O presidente-executivo da Associação Brasileira de Proteína Animal (ABPA), Francisco Turra, classifica a situação como estarrecedora. “O produtor, principalmente o pequeno, que representa 90% dos criadores, são os mais ameaçados. As margens já eram mínimas. Nós estávamos nos recuperando de um baque. E vem mais essa situação. Os produtores pequenos não aguentam. E isso é trágico. Mas nós estamos esperançosos na força e na qualidade da nossa carne”, diz.
Margem é maior com bovinos, mas não confortável
Mesmo diante da maior crise no setor de carnes nesta década, o preço do arroba do boi não sofreu quedas expressivas na última semana. E isso é resultado da falta de negócios entre frigoríficos e pecuaristas. Com os estoques cheios, as indústrias estão abatendo o que sobrou e evita novas aquisições.
Diferente de aves e suínos, bois têm ciclos de criação mais prolongados. Dependendo do modelo de criação e da pastagem, um animal pode ser abatido com 1 ano e 5 meses até 5 anos. Mas isso não quer dizer que não exista prejuízo. A consultora de mercado da Agrifatto, Lygia Pimentel, diz que a situação já era complicada para os pecuaristas antes mesmo da operação da Polícia Federal. “As cotações já estavam caindo. Mas sem negociações [entre frigoríficos e produtores], os preços podem derreter. Nestes momentos de turbulência, a volatilidade aumenta no mercado até encontrar um equilíbrio novamente”.
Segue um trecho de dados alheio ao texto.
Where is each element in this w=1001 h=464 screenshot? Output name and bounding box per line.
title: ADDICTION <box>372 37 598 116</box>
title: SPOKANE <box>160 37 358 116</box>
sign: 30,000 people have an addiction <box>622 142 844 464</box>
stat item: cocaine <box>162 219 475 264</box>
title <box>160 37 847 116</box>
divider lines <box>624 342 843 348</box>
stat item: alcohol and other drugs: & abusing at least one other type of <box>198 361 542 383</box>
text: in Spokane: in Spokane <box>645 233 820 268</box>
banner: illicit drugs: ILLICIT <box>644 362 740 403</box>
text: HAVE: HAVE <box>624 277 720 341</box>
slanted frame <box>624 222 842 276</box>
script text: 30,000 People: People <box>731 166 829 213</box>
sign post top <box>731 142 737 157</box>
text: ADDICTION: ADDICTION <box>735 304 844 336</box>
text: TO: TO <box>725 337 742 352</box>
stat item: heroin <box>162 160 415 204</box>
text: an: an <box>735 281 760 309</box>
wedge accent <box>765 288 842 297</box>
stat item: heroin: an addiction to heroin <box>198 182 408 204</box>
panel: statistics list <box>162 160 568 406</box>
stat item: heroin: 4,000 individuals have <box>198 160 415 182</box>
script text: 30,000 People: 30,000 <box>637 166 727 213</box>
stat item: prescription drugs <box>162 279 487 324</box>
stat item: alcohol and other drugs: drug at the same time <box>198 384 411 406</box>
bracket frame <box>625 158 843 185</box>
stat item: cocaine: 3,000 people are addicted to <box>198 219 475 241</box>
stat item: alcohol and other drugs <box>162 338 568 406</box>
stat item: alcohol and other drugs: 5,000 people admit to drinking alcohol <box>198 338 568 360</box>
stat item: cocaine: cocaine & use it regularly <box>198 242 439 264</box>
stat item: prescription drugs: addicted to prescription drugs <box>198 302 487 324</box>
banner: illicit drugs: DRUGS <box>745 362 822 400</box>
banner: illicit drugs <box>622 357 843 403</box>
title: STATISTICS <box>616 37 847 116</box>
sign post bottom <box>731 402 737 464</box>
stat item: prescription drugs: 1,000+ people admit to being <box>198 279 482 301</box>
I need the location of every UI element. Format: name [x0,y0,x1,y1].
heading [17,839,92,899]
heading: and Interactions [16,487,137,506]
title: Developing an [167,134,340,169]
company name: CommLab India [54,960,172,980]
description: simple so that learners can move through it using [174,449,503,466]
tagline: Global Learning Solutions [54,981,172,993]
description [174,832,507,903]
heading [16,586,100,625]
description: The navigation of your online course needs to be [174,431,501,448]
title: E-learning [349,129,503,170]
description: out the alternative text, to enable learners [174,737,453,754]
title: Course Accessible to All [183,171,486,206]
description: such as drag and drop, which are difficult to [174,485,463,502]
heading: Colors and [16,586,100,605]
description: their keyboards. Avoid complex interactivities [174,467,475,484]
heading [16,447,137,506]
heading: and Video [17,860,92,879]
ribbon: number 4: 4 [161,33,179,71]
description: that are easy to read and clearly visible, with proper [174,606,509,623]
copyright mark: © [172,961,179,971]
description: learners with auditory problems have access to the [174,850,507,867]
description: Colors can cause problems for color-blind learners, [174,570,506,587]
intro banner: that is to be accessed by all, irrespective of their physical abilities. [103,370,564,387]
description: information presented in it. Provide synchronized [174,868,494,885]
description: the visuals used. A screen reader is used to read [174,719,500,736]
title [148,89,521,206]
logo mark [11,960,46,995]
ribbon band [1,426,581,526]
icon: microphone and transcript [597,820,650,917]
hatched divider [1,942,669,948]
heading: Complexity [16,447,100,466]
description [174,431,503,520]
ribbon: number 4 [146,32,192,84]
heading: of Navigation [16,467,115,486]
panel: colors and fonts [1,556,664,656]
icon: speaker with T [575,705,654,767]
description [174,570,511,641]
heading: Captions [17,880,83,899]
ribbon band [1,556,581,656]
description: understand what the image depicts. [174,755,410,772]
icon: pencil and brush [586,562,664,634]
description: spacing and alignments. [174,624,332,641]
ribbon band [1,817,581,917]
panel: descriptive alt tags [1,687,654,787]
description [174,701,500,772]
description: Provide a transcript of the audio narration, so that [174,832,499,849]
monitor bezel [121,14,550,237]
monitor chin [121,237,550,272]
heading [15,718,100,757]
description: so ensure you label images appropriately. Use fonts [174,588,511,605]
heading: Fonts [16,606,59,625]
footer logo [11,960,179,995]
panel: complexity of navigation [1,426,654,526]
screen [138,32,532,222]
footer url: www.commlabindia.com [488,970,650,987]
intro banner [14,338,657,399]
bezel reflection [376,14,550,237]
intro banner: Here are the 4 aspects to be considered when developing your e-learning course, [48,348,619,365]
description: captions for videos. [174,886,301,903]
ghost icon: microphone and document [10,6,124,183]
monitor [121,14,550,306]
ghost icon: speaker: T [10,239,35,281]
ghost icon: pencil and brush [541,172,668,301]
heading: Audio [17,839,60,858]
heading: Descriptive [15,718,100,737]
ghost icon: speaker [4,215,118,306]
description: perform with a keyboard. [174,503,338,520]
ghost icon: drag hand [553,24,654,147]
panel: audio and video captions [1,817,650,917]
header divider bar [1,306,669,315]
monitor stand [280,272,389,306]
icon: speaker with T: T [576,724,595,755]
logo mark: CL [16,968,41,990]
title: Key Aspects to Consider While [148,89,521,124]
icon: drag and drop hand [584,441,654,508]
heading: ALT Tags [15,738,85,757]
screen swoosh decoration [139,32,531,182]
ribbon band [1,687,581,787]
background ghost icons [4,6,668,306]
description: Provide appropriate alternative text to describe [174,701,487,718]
O Brasil tem o maior rebanho comercial de bovinos do mundo, com 215,2 milhões de cabeças. Segundo o pecuarista e vice-presidente da Sociedade Rural Brasileira, Pedro de Camargo Neto, os produtores estão pagando uma conta sem dever para ninguém. “Neste processo todo, os produtores são inocentes”, afirma. “A nossa preocupação é muito grande. Que os corruptos sejam presos e punidos, mas que a carne brasileira, com toda excelência, saia logo desta situação. A ação da Polícia Federal foi irresponsável”, critica.